Quando inspiramos, os poluentes irritam as pequenas bolsas de ar úmido que normalmente permitem que o oxigênio passe para a corrente sanguínea. Com isso, o revestimento dos pulmões lança uma resposta de estresse, esgotando nosso sistema nervoso.
Isso inclui a liberação de hormônios que reduzem a potência da insulina e retiram o sangue do tecido muscular – mais sensível à insulina -, impedindo o corpo de controlar bem seus níveis de açúcar.
Essas partículas irritantes também podem liberar no sangue uma enorme quantidade de moléculas inflamatórias, chamadas citocinas. "Isso também interfere com a resposta à insulina e ainda embaralha os hormônios e o processamento do apetite pelo cérebro", explica Michael Jerrett, especialista em ciências da saúde ambiental da Universidade da Califórnia em Berkeley.
Tudo isso atrapalha o equilíbrio de energia do organismo, levando a uma série de distúrbios do metabolismo, como a diabetes e a obesidade, e a problemas cardiovasculares como a hipertensão.
Efeitos em crianças
Estudos realizados em várias cidades do mundo sugerem que os seres humanos podem estar sofrendo as mesmas consequências que os ratos de laboratório.
O próprio Chen examinou registros médicos de 62 mil pessoas que vivem no Estado canadense de Ontário durante 14 anos. Ele descobriu que o risco de diabetes aumenta em cerca de 11% para cada 10 microgramas de partículas em um metro cúbico de ar – um número perturbador se consideramos que a poluição em algumas metrópoles da Ásia pode passar de 500 microgramas por metro cúbico de ar.

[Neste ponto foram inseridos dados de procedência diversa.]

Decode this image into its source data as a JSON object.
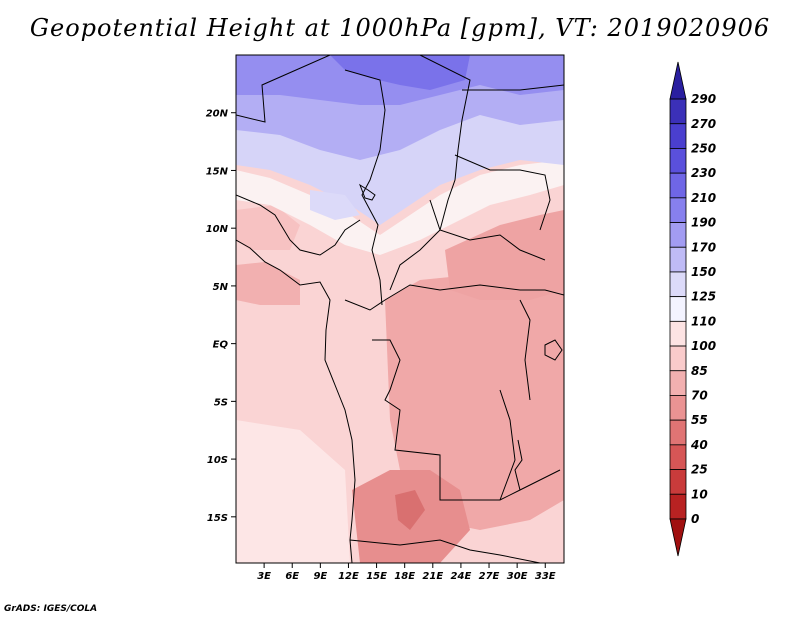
{
  "title": "Geopotential Height at 1000hPa [gpm], VT: 2019020906",
  "credit": "GrADS: IGES/COLA",
  "map": {
    "region": "Central Africa",
    "lon_range": [
      0,
      35
    ],
    "lat_range": [
      -19,
      25
    ],
    "lon_ticks": [
      "3E",
      "6E",
      "9E",
      "12E",
      "15E",
      "18E",
      "21E",
      "24E",
      "27E",
      "30E",
      "33E"
    ],
    "lat_ticks": [
      "20N",
      "15N",
      "10N",
      "5N",
      "EQ",
      "5S",
      "10S",
      "15S"
    ]
  },
  "colorbar": {
    "levels": [
      "290",
      "270",
      "250",
      "230",
      "210",
      "190",
      "170",
      "150",
      "125",
      "110",
      "100",
      "85",
      "70",
      "55",
      "40",
      "25",
      "10",
      "0"
    ],
    "colors": [
      "#2a1fa0",
      "#3b30b8",
      "#4a3fcf",
      "#5a50dc",
      "#6f66e6",
      "#8780ee",
      "#a29cf2",
      "#bfbbf6",
      "#dcdaf9",
      "#f3f3ff",
      "#fde3e3",
      "#f9cbcb",
      "#f2b0b0",
      "#ea9393",
      "#e07474",
      "#d65656",
      "#c93b3b",
      "#b82222",
      "#a01010"
    ]
  },
  "chart_data": {
    "type": "heatmap",
    "title": "Geopotential Height at 1000hPa [gpm], VT: 2019020906",
    "variable": "Geopotential Height at 1000hPa",
    "units": "gpm",
    "valid_time": "2019020906",
    "x": [
      "3E",
      "6E",
      "9E",
      "12E",
      "15E",
      "18E",
      "21E",
      "24E",
      "27E",
      "30E",
      "33E"
    ],
    "y": [
      "20N",
      "15N",
      "10N",
      "5N",
      "EQ",
      "5S",
      "10S",
      "15S"
    ],
    "contour_levels": [
      0,
      10,
      25,
      40,
      55,
      70,
      85,
      100,
      110,
      125,
      150,
      170,
      190,
      210,
      230,
      250,
      270,
      290
    ]
  }
}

Outra pesquisa, realizada na Suíça, indicou os mesmos sinais de resistência à insulina, hipertensão e ganho de peso em uma amostra de 4 mil pessoas vivendo em um ambiente densamente poluído.
Os cientistas se preocupam particularmente sobre os efeitos em crianças, e alguns chegam a considerar a hipótese de que os poluentes aos quais uma gestante é exposta podem alterar o metabolismo dos bebês de maneira a torná-los mais propensos à obesidade.
Jerrett descobriu que os riscos podem vir de dentro de casa também, com pais fumantes. Em um estudo, ele descobriu que o fumo passivo levou a um aumento de peso mais rápido em crianças e adolescentes da Califórnia.
Risco a longo prazo
Apesar dessas revelações perturbadoras, precisamos ter cuidado ao interpretá-las. "Esses estudos apontam para uma relação entre a exposição aos poluentes e os sintomas apresentados, mas ainda não provam que uma coisa causa a outra", reitera Abby Fleisch, pesquisadora da Escola de Medicina de Harvard.
Felizmente, algumas equipes de cientistas já estão trabalhando para encontrar as peças que faltam nesse quebra-cabeças.
Robert Brook, da Universidade de Michigan, e colegas na China recentemente testaram um pequeno grupo de voluntários em Pequim, durante dois anos. Eles descobriram que quando a cidade é tomada pela famigerada poluição, os sinais de problemas como resistência à insulina e hipertensão chegam a um pico.
E se a relação entre causa e efeito for provada, devemos nos preocupar?
Cientistas acreditam que o risco individual e a curto prazo é relativamente pequeno e não deveria ser usado como única justificativa para a obesidade.
Mas considerando-se a vasta quantidade de pessoas que moram em cidades muito poluídas, o número total de vítimas a longo prazo pode ser enorme. "Todos nós somos afetados pela poluição, em certa medida", afirma Brook. "Trata-se de uma exposição contínua e involuntária de bilhões de pessoas – e por isso o impacto geral é muito maior."
As soluções são familiares, mas difíceis de implementar em larga escala: diminuir a poluição atmosférica com a adoção de veículos elétricos ou híbridos, ou ainda redesenhar as ruas para que pedestres e ciclistas ficassem menos expostos aos carros.
Outra ideia talvez mais fácil de adotar é aumentar o número de purificadores de ar em casas, escolas e escritórios, para filtrar uma parte dessas partículas prejudiciais.